Water quality is the single most important factor in ensuring a healthy pond – particularly if it is stocked with fish – but quality is not the same as clarity. Just because water appears crystal clear and sparkling it does not guarantee that it is good for aquatic life any more than being green and murky – however unsightly that may be – makes it automatically bad. When it comes to water quality, you are not going to get any clues simply by looking; a little bit of science is what you need and the good news is that with today’s readily available and decidedly user-friendly test kits, it has never been easier to do.
What to Watch
There are seven main things to keep an eye on – ammonia, nitrite, nitrate, dissolved oxygen, carbonate, pH and water hardness.
The first three on the list – ammonia, nitrites and nitrates – are all nitrogen-containing chemicals and form part of a linked natural cycle, one sort of bacteria breaking down ammonia to form nitrites, which another kind subsequently makes into nitrates. Fish turn around five per cent of the food they eat into ammonia which they then excrete. All three of these nitrogenous chemicals are toxic and if they are allowed to build-up in the pond, will cause serious health problems for the fish – the ideal ammonia and nitrite levels need to be as near zero as possible and nitrate no more than 50 parts per million (ppm). A good bio-filter can do this, making use of resident bacteria to make nitrite and then nitrate – but, although nitrate is the least toxic of these nitrogenous compounds, it is an excellent plant nutrient and excess can feed algal blooms.
Oxygen dissolves naturally in water, though the amount held varies with temperature – the warmer the water, the less it contains, which makes the possibility of low oxygen levels a potential summer problem – precisely when fish require more, rather than less. A good fountain, waterfall or cascade arrangement should help ensure that sufficient is added to meet their needs, but do remember that although plants contribute abundant oxygen to the water during daylight, they also use it at night. If the pond is heavily planted – or green with algae – the combined drain of fish and plants may deplete oxygen levels as dawn approaches, especially if the previous day warmed up the pond.
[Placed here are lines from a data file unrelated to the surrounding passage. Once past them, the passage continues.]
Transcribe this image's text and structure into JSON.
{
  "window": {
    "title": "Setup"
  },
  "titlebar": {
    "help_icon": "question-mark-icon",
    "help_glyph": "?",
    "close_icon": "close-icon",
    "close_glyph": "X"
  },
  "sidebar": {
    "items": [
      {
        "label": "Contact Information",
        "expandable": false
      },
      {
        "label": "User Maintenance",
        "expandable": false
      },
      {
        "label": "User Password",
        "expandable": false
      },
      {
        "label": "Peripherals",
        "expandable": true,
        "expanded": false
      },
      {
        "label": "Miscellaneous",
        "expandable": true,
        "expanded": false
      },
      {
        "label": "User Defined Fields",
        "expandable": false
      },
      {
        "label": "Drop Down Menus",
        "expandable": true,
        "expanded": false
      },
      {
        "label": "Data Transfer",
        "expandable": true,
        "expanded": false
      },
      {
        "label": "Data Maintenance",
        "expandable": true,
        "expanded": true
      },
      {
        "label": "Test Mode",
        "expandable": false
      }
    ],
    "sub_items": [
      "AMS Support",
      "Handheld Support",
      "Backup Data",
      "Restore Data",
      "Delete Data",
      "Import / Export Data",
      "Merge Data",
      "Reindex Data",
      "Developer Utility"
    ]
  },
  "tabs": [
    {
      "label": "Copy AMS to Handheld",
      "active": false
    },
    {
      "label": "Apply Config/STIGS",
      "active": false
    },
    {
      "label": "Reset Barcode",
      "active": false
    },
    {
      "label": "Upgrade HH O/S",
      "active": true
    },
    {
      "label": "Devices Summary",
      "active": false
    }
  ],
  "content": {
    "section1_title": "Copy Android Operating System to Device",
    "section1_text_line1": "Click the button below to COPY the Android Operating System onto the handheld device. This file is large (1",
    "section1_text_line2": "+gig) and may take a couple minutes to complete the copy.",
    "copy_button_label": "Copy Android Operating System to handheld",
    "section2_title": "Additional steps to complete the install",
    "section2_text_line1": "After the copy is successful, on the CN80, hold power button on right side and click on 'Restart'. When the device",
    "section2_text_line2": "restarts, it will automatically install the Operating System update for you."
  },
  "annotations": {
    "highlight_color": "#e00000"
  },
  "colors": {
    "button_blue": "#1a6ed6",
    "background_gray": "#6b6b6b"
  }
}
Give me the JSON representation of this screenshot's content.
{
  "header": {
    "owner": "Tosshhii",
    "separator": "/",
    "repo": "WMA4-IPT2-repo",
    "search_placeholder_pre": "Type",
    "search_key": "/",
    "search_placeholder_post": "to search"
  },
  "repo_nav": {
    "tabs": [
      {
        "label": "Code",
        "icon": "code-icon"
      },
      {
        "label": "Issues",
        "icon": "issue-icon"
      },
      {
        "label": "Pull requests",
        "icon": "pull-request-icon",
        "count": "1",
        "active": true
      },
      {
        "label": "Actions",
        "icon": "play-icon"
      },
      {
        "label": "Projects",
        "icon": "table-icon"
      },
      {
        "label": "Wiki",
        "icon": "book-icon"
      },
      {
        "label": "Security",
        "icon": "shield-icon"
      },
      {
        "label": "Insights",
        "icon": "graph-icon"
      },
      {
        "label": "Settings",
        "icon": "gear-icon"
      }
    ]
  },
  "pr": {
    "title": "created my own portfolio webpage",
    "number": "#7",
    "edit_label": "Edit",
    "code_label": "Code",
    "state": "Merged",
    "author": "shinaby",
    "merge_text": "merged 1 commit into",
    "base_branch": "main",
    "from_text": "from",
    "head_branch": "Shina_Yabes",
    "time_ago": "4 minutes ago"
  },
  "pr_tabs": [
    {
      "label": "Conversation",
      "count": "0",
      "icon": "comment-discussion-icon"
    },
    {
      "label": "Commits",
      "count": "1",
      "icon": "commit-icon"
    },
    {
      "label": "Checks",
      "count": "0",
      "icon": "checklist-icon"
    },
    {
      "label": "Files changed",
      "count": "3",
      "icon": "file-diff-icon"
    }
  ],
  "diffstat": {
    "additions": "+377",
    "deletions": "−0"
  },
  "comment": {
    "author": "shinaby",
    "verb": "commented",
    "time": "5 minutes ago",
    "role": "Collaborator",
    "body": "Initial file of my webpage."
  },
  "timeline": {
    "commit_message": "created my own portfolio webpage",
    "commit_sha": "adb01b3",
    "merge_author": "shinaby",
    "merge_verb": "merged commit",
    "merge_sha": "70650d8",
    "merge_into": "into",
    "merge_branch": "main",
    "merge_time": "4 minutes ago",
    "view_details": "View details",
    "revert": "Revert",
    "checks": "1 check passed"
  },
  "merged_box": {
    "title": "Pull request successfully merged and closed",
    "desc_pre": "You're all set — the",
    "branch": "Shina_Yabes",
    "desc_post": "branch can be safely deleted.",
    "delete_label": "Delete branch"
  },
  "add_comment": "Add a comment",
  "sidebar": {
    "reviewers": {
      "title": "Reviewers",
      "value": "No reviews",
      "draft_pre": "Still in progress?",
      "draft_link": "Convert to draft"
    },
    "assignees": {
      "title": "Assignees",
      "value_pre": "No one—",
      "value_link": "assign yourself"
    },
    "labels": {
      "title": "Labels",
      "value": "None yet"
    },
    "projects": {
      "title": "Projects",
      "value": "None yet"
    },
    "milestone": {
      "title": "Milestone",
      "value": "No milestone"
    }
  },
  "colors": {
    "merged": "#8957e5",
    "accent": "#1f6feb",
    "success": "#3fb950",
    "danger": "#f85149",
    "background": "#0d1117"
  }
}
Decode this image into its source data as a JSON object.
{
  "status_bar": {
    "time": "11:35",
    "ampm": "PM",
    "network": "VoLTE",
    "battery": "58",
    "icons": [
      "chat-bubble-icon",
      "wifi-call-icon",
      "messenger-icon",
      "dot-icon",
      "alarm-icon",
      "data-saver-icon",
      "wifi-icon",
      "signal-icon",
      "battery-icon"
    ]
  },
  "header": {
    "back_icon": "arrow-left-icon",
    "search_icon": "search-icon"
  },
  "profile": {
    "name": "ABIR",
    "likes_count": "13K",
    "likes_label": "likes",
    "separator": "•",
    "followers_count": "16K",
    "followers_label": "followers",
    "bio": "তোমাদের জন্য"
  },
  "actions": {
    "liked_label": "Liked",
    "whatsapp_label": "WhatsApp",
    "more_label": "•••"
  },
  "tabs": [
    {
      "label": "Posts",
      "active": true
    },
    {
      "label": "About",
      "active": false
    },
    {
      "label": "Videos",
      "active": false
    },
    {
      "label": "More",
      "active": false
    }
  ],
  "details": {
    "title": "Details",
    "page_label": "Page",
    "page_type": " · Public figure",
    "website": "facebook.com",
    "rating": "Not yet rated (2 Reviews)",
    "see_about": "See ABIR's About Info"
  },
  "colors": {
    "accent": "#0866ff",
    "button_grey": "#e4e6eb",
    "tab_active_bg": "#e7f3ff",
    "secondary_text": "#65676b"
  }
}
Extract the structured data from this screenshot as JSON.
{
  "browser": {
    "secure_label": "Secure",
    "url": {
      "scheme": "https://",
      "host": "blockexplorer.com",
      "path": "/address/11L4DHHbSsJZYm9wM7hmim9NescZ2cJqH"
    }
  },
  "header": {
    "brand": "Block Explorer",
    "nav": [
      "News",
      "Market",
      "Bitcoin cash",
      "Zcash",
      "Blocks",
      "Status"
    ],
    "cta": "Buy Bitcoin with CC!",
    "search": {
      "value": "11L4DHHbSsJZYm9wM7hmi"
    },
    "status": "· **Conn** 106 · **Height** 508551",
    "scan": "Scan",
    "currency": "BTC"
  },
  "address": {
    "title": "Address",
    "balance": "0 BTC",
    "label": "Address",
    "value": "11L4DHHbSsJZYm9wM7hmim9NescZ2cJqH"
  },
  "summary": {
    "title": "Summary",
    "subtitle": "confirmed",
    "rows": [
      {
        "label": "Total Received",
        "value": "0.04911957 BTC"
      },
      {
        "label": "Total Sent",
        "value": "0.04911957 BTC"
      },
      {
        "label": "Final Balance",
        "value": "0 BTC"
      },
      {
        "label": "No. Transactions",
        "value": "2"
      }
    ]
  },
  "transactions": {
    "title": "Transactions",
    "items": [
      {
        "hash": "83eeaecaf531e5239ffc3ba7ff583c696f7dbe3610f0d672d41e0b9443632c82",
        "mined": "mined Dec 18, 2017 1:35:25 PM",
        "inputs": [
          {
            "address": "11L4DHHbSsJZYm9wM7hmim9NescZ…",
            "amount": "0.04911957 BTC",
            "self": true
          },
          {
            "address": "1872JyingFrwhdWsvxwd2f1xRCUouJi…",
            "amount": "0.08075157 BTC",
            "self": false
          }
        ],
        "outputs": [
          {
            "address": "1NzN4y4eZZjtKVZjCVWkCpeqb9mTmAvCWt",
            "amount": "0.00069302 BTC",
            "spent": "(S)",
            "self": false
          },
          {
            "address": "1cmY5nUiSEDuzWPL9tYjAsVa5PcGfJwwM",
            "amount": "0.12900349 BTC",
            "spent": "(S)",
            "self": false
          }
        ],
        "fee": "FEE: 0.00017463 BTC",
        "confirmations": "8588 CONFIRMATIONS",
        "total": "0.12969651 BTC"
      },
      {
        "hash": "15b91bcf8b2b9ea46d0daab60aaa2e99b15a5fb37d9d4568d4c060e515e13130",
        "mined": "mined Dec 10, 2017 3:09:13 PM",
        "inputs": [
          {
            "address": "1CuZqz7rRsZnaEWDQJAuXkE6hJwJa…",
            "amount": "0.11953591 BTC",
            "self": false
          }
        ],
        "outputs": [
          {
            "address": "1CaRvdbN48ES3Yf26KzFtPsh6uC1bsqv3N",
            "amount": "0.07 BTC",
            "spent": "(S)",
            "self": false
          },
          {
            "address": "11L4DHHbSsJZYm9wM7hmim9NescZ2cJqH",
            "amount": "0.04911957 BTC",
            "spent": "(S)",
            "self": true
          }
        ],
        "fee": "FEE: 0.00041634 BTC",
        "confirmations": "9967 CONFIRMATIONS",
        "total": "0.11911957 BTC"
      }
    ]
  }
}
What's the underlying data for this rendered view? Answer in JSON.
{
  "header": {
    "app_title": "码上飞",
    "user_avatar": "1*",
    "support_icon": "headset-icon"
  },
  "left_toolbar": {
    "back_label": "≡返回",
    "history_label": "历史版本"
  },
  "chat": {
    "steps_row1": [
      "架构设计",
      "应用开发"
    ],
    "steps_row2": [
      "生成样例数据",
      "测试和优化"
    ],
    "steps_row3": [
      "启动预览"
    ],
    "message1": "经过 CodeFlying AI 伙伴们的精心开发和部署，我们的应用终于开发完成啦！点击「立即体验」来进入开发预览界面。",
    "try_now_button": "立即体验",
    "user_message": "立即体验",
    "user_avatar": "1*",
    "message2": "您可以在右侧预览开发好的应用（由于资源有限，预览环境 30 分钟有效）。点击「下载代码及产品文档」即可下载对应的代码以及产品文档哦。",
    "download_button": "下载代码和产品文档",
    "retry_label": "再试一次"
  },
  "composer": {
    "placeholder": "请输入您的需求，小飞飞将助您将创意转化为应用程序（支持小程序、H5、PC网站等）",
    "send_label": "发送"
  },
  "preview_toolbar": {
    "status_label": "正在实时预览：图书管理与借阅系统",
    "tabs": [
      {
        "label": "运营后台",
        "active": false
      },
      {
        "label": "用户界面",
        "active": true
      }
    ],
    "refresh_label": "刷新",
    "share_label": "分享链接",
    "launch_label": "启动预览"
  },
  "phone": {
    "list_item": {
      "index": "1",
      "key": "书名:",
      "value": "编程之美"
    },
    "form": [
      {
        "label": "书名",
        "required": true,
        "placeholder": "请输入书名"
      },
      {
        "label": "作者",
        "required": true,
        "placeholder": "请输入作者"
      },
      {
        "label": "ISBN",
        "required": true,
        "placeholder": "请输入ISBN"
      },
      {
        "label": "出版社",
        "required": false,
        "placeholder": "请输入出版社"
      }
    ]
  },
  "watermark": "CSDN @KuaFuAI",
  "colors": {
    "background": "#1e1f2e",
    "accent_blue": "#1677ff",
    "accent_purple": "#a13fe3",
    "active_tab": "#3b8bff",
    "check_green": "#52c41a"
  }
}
Different species of fish have their own particular needs when it comes to pH and water hardness – and sometimes the limits can be fairly narrow – and it is obviously important to be sure that the water in any pond suits the specific requirements of its inhabitants. Testing the carbonate levels is helpful because it gives an indication of the stability of the pH; carbonate and bicarbonate ions act as buffers, stopping the acid/alkali balance from shifting too quickly – and fluctuating pH does no good at all to fish of any kind.
Water quality problems are most likely in a young pond, so testing should be particularly rigorous after the first stocking and throughout the following three or four months, especially if any further fish are to be added. However, even mature ponds can suffer during the spring, as things begin to wake up again – but at different rates – sometimes leading to a short term imbalance, so intensive testing early in the year can also be something to consider if your pond seems to be affected. Once things have settled down, fortnightly or monthly checks may be all that is required even for serious koi ponds – and even less frequently for others. Some things – notably pH and dissolved oxygen – fluctuate naturally over the day, so always try to test at the same time so you can make useful comparisons between your results – which should always be written down. You never know when you might want to refer back to them.
Only with a regular testing regime can problems be spotted before they escalate into a serious threat to the health of your pond and enable appropriate action to be taken. Often remedying the problem is fairly simple if caught early enough, such as cutting back on feeding if any of the nitrogen readings are too high, adding some limestone – a good source of carbonate – to buffer a fluctuating pH or turning up the pump if the oxygen is too low.
It is often said that if you look after the water, the fish will look after themselves, which is a pretty fair comment when you consider that the majority of the health problems – and deaths – in fishponds can be attributed to poor water quality. While it may not be so critical to get the chemistry just as spot-on for wildlife or plants, for instance, as it is for koi, the same principle applies; healthy ponds need good water quality – the science is as simple as that.